Sobrement intitulé Episode 5, l'album le plus récent de Mermaid Project (Dargaud) constitue la fin d'un premier cycle de cette série co-scénarisée par Leo et Corine Jamar, et dessinée par Fred Simon. Hormis son intrigue, interpellante, de légère anticipation mais de plus en plus fréquemment rattrapée par l'actualité, Mermaid Project est aussi l'histoire de la rencontre de deux auteurs sur les planches...d'un théâtre avant celles de la série, et d'un dessinateur "simplement" choisi par le créateur de riches cycles de SF. Nous avons suivi le chant des sirènes pour rejoindre Corine Jamar et Fred Simon et les interroger au sujet de cette excellente série.

 Comment avez-vous été amenée à travailler avec Leo ?
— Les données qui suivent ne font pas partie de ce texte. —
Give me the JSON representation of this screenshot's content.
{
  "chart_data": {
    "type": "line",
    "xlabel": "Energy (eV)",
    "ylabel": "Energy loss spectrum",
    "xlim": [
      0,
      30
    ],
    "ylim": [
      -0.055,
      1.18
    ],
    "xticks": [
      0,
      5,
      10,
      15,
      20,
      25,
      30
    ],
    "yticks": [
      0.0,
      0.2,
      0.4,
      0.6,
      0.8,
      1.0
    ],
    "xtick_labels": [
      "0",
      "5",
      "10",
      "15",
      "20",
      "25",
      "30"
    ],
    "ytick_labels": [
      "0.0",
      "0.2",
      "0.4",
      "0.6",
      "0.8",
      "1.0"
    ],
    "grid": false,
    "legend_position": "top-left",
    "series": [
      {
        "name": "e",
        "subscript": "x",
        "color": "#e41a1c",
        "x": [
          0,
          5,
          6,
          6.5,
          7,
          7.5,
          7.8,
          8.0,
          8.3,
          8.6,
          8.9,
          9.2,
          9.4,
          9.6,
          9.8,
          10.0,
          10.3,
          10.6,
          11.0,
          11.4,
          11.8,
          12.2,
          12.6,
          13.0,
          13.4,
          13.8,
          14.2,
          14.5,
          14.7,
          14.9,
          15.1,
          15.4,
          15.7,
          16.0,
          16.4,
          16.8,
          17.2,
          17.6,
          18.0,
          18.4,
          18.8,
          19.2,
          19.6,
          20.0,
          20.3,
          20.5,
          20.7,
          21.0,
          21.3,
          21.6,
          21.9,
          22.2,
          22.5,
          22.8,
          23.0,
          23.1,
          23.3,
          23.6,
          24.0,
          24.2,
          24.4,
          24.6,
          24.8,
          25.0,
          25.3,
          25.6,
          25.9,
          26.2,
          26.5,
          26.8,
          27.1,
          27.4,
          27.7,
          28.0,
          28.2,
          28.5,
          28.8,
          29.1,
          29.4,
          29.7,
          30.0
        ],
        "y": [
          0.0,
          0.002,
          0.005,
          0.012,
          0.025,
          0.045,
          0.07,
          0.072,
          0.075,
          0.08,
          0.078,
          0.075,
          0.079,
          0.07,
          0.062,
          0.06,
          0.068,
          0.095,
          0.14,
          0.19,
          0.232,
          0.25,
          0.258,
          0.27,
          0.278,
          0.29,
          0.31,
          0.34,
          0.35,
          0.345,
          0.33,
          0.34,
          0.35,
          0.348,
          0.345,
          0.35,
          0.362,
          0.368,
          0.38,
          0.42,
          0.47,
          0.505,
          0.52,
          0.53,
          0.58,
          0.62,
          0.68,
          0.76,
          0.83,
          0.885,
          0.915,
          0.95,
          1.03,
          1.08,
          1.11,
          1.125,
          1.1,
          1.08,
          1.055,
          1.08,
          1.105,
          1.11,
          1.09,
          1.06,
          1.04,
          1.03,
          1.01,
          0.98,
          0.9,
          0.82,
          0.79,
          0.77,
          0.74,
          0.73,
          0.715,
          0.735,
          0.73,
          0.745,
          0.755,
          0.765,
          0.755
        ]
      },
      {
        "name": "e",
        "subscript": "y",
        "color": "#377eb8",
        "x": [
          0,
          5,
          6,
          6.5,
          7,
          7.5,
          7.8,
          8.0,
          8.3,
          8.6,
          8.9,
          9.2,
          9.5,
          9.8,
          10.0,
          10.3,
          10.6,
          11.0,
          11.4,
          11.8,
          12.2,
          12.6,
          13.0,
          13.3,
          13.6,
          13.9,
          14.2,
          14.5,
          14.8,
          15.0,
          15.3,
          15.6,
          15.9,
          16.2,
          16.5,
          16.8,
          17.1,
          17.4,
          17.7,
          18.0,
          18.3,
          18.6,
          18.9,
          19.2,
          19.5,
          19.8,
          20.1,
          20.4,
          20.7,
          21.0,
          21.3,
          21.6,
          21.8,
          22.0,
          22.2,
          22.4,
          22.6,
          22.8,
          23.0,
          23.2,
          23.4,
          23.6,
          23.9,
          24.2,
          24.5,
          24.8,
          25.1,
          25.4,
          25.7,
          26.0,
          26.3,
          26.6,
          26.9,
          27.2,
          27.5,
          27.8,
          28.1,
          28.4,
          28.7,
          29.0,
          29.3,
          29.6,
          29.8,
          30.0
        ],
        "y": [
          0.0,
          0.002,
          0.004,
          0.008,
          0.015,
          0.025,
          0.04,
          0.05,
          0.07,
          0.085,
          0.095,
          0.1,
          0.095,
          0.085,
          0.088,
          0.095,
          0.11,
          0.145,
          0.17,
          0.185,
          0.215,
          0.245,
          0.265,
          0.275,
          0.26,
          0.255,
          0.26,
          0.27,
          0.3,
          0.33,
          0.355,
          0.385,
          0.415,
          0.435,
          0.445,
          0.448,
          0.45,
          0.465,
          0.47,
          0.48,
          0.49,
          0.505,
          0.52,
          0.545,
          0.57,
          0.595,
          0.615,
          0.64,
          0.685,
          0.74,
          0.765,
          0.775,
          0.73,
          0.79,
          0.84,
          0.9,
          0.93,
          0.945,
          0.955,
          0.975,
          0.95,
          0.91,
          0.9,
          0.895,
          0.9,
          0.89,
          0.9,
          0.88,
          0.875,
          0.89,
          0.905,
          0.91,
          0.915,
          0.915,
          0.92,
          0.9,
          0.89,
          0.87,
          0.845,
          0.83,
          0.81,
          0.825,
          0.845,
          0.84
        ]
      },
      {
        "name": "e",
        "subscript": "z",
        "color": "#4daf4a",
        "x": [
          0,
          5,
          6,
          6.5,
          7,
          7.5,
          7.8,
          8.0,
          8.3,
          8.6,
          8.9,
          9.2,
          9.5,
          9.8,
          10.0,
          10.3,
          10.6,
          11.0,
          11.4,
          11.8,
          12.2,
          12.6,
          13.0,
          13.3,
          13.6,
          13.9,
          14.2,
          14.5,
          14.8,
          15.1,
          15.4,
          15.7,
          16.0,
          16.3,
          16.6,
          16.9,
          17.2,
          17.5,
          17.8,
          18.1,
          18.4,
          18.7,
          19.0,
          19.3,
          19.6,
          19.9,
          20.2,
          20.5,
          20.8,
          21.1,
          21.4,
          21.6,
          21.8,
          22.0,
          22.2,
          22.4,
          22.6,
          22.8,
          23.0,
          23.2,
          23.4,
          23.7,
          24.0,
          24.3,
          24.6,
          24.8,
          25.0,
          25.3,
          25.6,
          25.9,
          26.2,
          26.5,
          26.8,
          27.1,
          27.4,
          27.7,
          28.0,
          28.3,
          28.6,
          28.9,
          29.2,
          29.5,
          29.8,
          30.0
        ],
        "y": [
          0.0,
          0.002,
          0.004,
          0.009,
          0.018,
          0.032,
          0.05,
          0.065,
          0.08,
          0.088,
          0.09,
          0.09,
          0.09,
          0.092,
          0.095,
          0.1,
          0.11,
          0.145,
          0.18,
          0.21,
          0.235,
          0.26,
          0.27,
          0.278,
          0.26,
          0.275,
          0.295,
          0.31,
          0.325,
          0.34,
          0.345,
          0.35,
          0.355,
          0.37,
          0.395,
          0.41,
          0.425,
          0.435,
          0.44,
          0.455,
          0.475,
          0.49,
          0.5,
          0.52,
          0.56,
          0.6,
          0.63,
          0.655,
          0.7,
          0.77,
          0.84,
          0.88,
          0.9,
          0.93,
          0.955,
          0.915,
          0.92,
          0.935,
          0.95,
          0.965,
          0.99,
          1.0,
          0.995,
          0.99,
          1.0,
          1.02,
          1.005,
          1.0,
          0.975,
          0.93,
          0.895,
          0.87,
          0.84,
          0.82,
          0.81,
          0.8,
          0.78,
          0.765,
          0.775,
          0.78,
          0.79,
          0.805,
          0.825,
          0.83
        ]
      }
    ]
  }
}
Corinne Jamar : Leo et son épouse avaient particulièrement apprécié mon premier roman, Emplacement réservé, et en ont assuré l'adaptation au théâtre. Il m'a ensuite sollicité pour travailler avec lui sur un scénario de BD. Au départ, nous n'avions pas d'idée, à part celle d'un personnage féminin policier confrontée à un quotidien contemporain. Que faire à partir de cela ? Au cours de nos réflexions, nous nous sommes orientés vers cette légère anticipation, mais tout ce qui se déroule dans ce futur proche prend racine aujourdhui.

 Ce qui est particulièrement frappant quand on découvre la White Army depuis l'accession d'un Donald Trump à la présidence des USA...

CJ : Oui, là on rejoint clairement la réalité, et pourtant cette idée date d'il y a quelques années, mais plusieurs éléments rejoignent effectivement ce que l'on vit, comme ces  rapports de force différents. Au-delà, je pense que nous avons glissé dans cette histoire, assez naturellement, des préoccupations qui sont les nôtres. On n'a pas à pousser le bouchon très loin. Il suffit de regarder les infos, et on découvre qu'il existe des tas de trafics, que la génétique évolue, certes, mais qu'elle donne lieu à des expériences effrayantes. D'une certaine manière, la base de l'histoire de Mermaid Project existe, on a juste eu à monter le son, mais pas tant que ça, en fait... Et nous avons glissé une histoire d'amour en filigrane...

 Concrètement, comment avez-vous travaillé pour élaborer le scénario ?

CJ : Il y a eu quelques petites différences selon les albums, mais globalement on démarre d'une séance de brainstorming pour aboutir à un projet pré-séquencé. De là, on élabore un découpage plus précis, et à cette étape, toute l'expérience de Leo pèse clairement dans la balance. Ensuite viennent les dialogues qui sont plutôt de mon ressort. On prend un peu de distance, on se revoit ensuite et chacun fait part de ses remarques, ensuite on adapte en fonction de celles-ci.

 Les cétacés sont au centre de l'intrigue, et particulièrement présents dans ce cinquième épisode...

CJ : On continue à étudier les cétacés et à découvrir beaucoup de choses à leur sujet, or il faut savoir que les premières études au sujet des dauphins, et surtout de leur communication, avec pour objectif que l'homme puisse communiquer avec eux, datent des années 60'. De ce côté non plus on n'est pas vraiment dans la science-fiction !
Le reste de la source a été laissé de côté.